Sometimes winning isn't pretty, and Bill Haas proved that at the Humana Challenge--even as he was signing for an aggregate score of 22-under.
Haas hit his tee shot on the final hole right, and his ball perched on on the grass just above the lip of a steep fairway bunker. When Haas took his stance, the ball was nearly waist high. The mission was simple: Advance the ball to a position where he could reach the green in regulation without shanking it, or pull hooking it across the fairway into the water.
Using a middle iron, he caught the ball cleanly with a baseball swing and left himself a straightforward third shot into the green. He made his par and preserved a one-shot victory over five other players.
"Bill made all the right decisions there," says top Georgia teacher Mike Granato. "Even though he was only trying to advance the ball a short distance, he picked a lower-lofted iron, which reduced the chance of the shot shooting off to the left from such a severe lie. And when he swung, he was thinking single instead of home run. He resisted the temptation to try to push the ball farther down the fairway. He picked a 6-iron, choked down and made a controlled swing to promote clean contact--which is way more important than total distance."

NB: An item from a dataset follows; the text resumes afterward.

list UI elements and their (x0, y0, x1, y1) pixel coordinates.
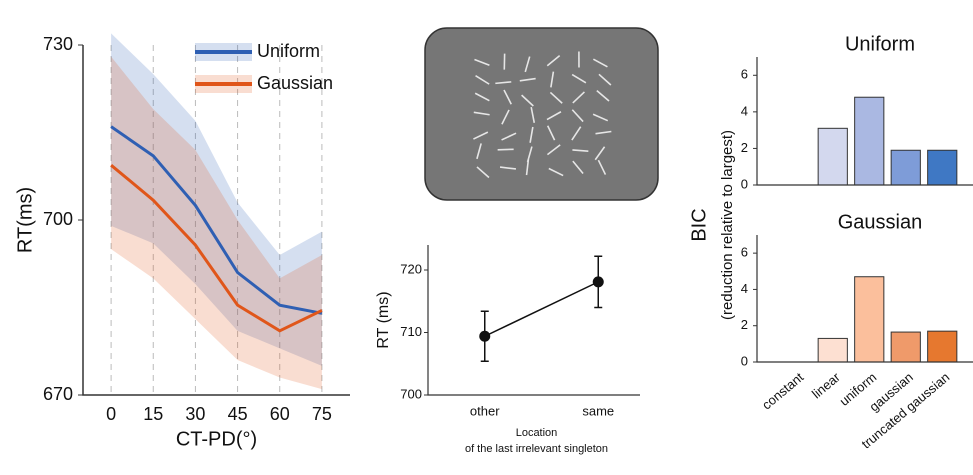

Your next bad lie situation might not match Haas', but you can still make the same good strategy choices. "Another thing to take in consideration is what the shaft is going to do through impact," says Granato, who is based in White, Ga. "On every shot you hit, the shaft droops--or bends slightly downward--through impact. When the ball is above your feet, the drooping effect is increased. Plan for it, and address the ball a little higher than normal."